Syrie : il ne doit pas y avoir d’impunité pour les auteurs de crimes

Commission d’enquête internationale sur la situation des droits de l’Homme en Syrie
Intervention de M. Sheraz Gasri, Conseillère juridique à la Représentation permanente de la France auprès des Nations unies
Réunion en formule Arria du Conseil de sécurité - 20 janvier 2020

Je remercie à mon tour les membres de la Commission d’enquête pour leur voyage et leur présence à New York. La représentation de M. Pinheiro est tout à fait complémentaire de la présentation que l’on a eue ce matin au Conseil de sécurité sur la situation humanitaire et politique en Syrie et en particulier à Idlib.

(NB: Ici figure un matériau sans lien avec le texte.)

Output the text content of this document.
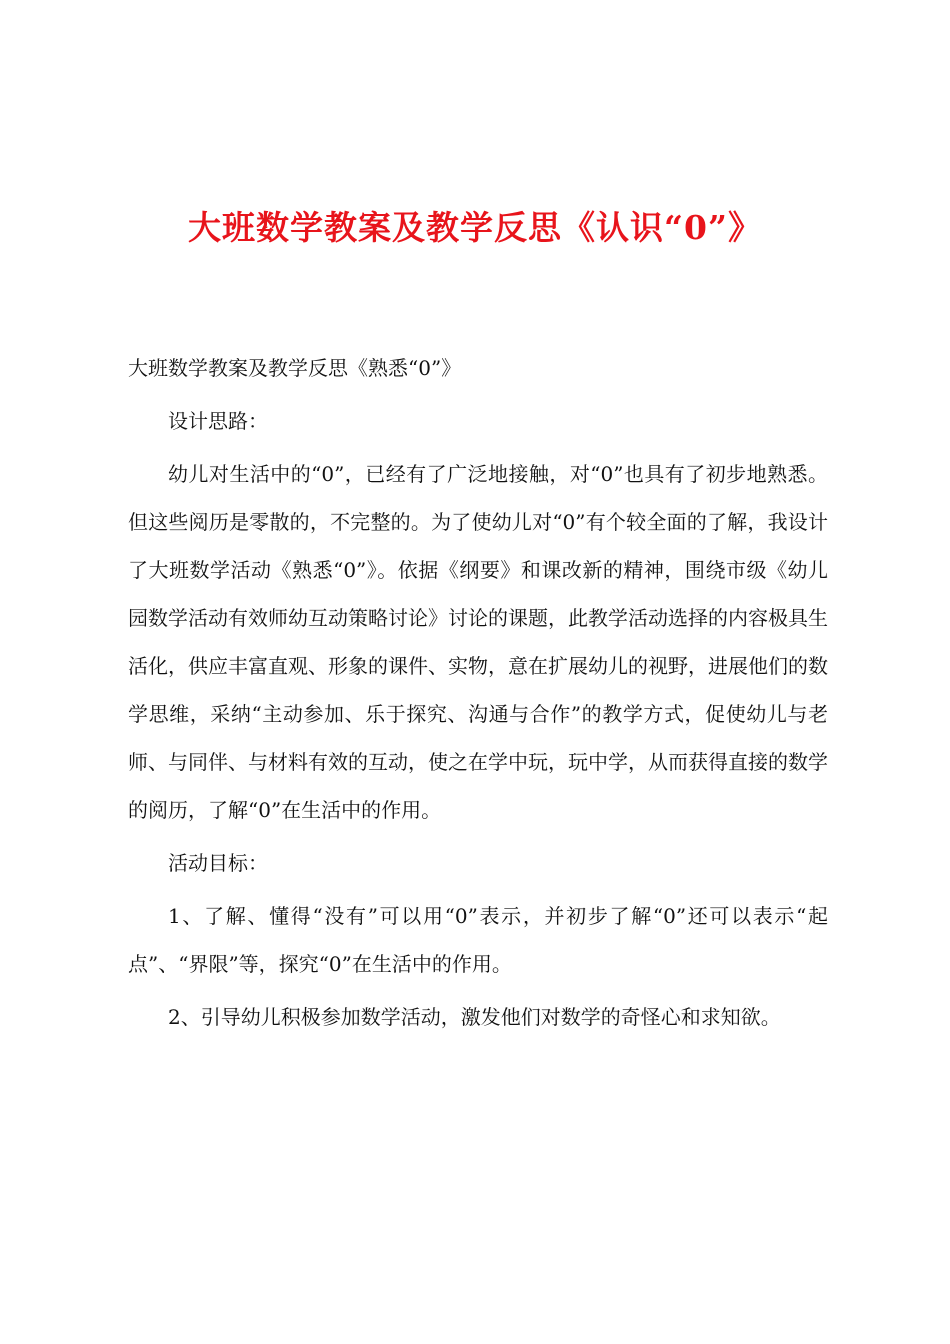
大班数学教案及教学反思《认识“0”》

大班数学教案及教学反思《熟悉“0”》

设计思路：

幼儿对生活中的“0”，已经有了广泛地接触，对“0”也具有了初步地熟悉。但这些阅历是零散的，不完整的。为了使幼儿对“0”有个较全面的了解，我设计了大班数学活动《熟悉“0”》。依据《纲要》和课改新的精神，围绕市级《幼儿园数学活动有效师幼互动策略讨论》讨论的课题，此教学活动选择的内容极具生活化，供应丰富直观、形象的课件、实物，意在扩展幼儿的视野，进展他们的数学思维，采纳“主动参加、乐于探究、沟通与合作”的教学方式，促使幼儿与老师、与同伴、与材料有效的互动，使之在学中玩，玩中学，从而获得直接的数学的阅历，了解“0”在生活中的作用。

活动目标：

1、了解、懂得“没有”可以用“0”表示，并初步了解“0”还可以表示“起点”、“界限”等，探究“0”在生活中的作用。

2、引导幼儿积极参加数学活动，激发他们对数学的奇怪心和求知欲。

Le rapport de la Commission repose sur des éléments solides et confirme la responsabilité écrasante du régime syrien dans les violations à l’encontre des enfants.

Cela a été dit avant moi, les attaques parfois ciblées contre les populations civiles ont causé la mort de nombreux enfants et de nombreux blessés, tout comme l’emploi d’armes chimiques ; ce sont des techniques similaires que le régime syrien met savamment en œuvre à Idlib en ce moment, avec l’appui de ses alliés. Ces violations doivent absolument cesser.

Votre rapport met également en évidence le ciblage et l’instrumentalisation des écoles. Depuis le début du conflit, des milliers d’écoles ont été ciblées par les bombes du régime syrien, ou utilisées à des fins militaires par toutes les parties au conflit. Ces attaques doivent cesser. Il est également indispensable que le Bureau d’enquête mis en place par le Secrétaire général permette d’établir la vérité sur les incidents et que ses conclusions soient publiées.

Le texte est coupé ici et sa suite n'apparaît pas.